The games were played under horse polo rules, though with some important changes. The World Elephant Polo Association ruled that elephants must not lie in the goalmouths, pick up the ball with their trunks or stand on it.

Mahouts, or trainers, slap their legs on the elephants' sides to give directions.

The mahouts said the fastest elephants were typically small and slightly hot-tempered. One startled and angry bull charged off the pitch in one of the first games of the tournament, forcing its mahout and player to rapidly untie their safety ropes and leap for safety into bushes.

The modern game was conceived by polo player Jim Edwards, owner of a resort in Nepal, and former British Olympic tobogganer James Manclark over drinks while on holiday in the St. Moritz ski resort in Switzerland.

The first tournament was played in Nepal with soccer balls, which the elephants enjoyed bursting for the tickling sensation of air on their feet. Standard polo balls have been used since.


Organisers of the King's Cup said elephant polo was a growing sport, drawing more and more converts from horse polo. Nepal and Sri Lanka both host established annual tournaments.

Some of the money made from the tournament will go to charities which take care of elephants in Thailand.
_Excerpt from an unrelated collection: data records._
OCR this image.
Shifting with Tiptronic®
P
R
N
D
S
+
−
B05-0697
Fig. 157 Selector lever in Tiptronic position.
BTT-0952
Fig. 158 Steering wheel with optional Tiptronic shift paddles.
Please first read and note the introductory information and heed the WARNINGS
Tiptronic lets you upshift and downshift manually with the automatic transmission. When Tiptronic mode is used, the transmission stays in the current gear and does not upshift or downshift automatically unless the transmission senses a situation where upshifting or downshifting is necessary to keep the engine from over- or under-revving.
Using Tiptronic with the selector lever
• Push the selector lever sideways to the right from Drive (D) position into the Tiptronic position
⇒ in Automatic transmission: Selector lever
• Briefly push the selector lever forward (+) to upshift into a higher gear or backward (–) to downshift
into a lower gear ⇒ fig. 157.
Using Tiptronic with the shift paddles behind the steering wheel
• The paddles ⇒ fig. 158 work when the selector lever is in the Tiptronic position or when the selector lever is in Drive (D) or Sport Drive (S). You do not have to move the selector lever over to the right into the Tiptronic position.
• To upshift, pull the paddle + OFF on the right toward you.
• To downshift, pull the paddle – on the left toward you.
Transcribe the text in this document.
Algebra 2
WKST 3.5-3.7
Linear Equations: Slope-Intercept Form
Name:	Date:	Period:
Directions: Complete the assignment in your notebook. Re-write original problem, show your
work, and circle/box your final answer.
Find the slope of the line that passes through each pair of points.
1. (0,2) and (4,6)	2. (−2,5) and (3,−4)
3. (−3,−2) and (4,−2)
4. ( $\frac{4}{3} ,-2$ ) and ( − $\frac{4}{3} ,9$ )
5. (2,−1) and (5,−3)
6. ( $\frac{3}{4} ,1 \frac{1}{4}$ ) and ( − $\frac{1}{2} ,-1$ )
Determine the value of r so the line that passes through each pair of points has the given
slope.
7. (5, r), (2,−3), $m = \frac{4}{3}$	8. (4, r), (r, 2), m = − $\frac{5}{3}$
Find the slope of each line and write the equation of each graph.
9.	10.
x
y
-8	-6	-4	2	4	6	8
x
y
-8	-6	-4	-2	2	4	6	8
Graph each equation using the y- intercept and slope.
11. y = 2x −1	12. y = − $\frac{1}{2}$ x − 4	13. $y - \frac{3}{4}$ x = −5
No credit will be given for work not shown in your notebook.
Thaigem Jewels' veteran Margie McDougal fights through two
opponents to keep possession of the ball during the King's Cup
Elephant Polo tournament in Hua Hin, Thailand on Saturday.

Destruction of jungles has cut the country's elephant population to around 4,000 from 50,000 in 1950. Some 1,500 of them roam wild, while the rest are mostly housed in camps at resorts such as Hua Hin, 250 kms south of Bangkok, giving rides to tourists.

Some mahouts take their elephants to Bangkok where they sell fruit and other elephant feed to tourists. But the government is cracking down on the practice because elephant are involved in around 20 road accidents a month in and around the Thai capital.

Over the week of the King's Cup, workers collected nearly one tonne of elephant excrement for use in making paper or as fertiliser.

"I've been scooping it up here for three years," said Nangpan Sarangnam, 46, a rice farmer from Surin in northeast Thailand where a big elephant population used to work the fields but now puts on shows for tourists.

"I get paid much more for this than for farming. First of all people around here thought it was a bit strange but it's good fun."